Nobel: Geoffrey Hinton, the AI ​​pioneer frightened by his creation

Nobel: Geoffrey Hinton, the AI ​​pioneer frightened by his creation
Nobel: Geoffrey Hinton, the AI ​​pioneer frightened by his creation

Awarded a Nobel Prize in physics alongside John Hopfield for their respective work in “automatic learning”, the British-Canadian Geoffrey Hinton, pioneer of artificial intelligence, recently stood out for his alerts on this technology.

In March 2023, questioned by American television about the “risks of artificial intelligence wiping out humanity”, the researcher did not hide his concern.

“It’s not unimaginable,” he said.

A few weeks later, the septuagenarian slammed the door of Google, where he had worked for around ten years, to run to the media in search of platforms to warn of the dangers of AI.

Born in London, the researcher, now 76, grew up in Bristol, in the southwest of England, before studying in Edinburgh in Scotland and at the University of Cambridge.
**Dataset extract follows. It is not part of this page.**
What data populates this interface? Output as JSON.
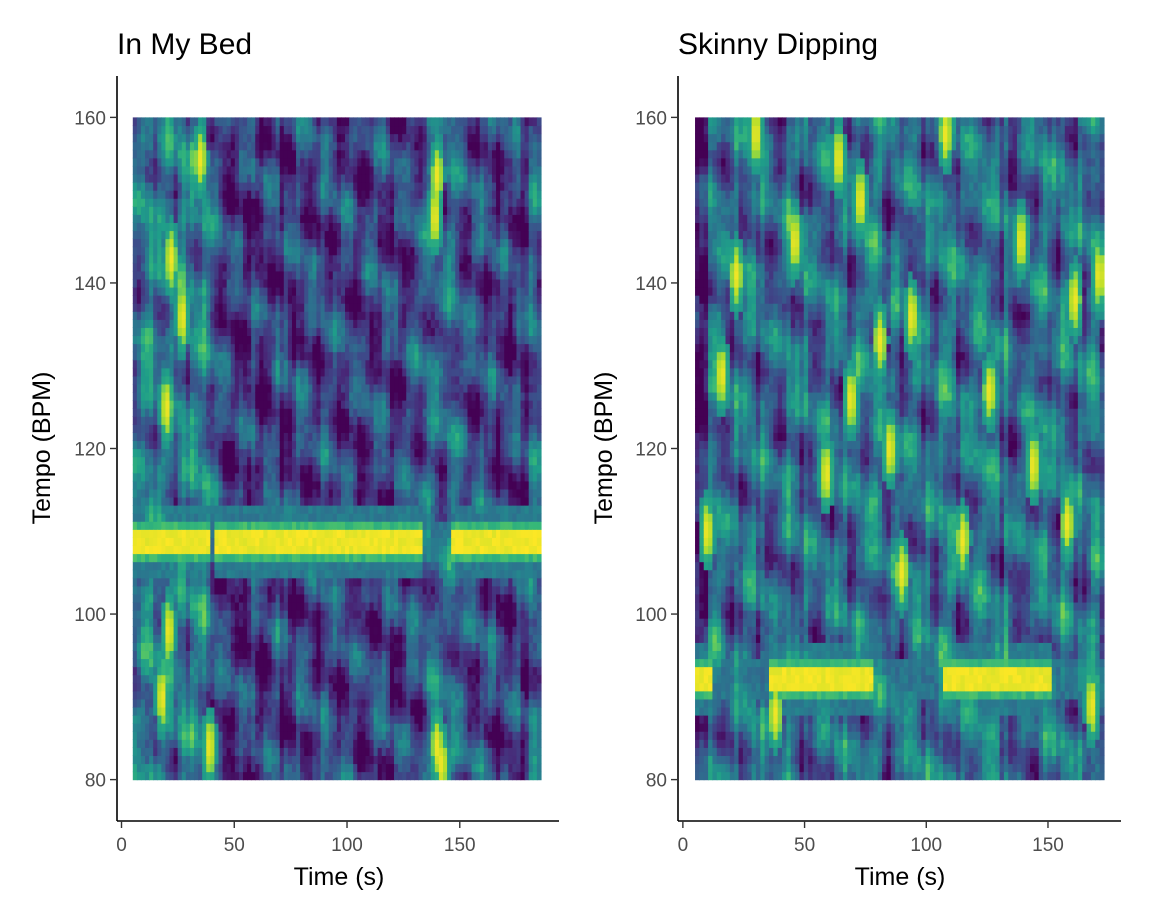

He often described his childhood as an existence under pressure, trying to live up to an illustrious family of renowned scientists. His father was a member of the Royal Society, a prestigious British learned society.

Marked throughout his life by depression, about which he spoke to the Canadian magazine Toronto Life, he often tried to find an escape through work.

But after the death of his second wife, who succumbed to cancer in the early 1990s, shortly after the adoption of their two children, the researcher found himself a single father. In 1997, he married a third time, before his wife also died of cancer in 2018.

“I find it hard to imagine how a mother of several children can continue her academic career,” he tells Toronto Life.

“I got into the habit of spending time just thinking about various ideas… With small children, it’s just impossible.”

– “Control” risk –

A self-proclaimed socialist, Hinton went through several American universities from the end of the 1970s, but ended up refusing funds from the American army, the main financier of his field of research.

In 1987, he settled permanently in Toronto, after obtaining financial support from the Canadian government for his work on neural networks.

A marginal academic for years, his ideas end up infusing the communities of researchers he meets.

His career took a turning point from 2013: recruited by Google, he became a central figure in the field in Silicon Valley, while some of his students took the path of competing companies.

Ilya Sutskever, co-founder of Open AI, at the origin of ChatGPT, describes his years with Geoffrey Hinton as “essential” in his career.

At the same time, the two men became major figures in the emerging criticism of AI. Sutskever leaves Open AI a year after Hinton left Google.

“Before AIs become smarter than us, I think those who develop them should be encouraged to work harder to ask themselves how they might try to take control,” Hinton told an audience of tech manufacturers. in June 2023.

More worried than proud of his research, even the declarations following his Nobel Prize – made from “a low-end Californian hotel” – Geoffrey Hinton hammered out a message of caution.

“Under the same circumstances, I would do the same thing again,” he said. “But I worry that the major consequence of all this could be that the models become smarter than us and take control.”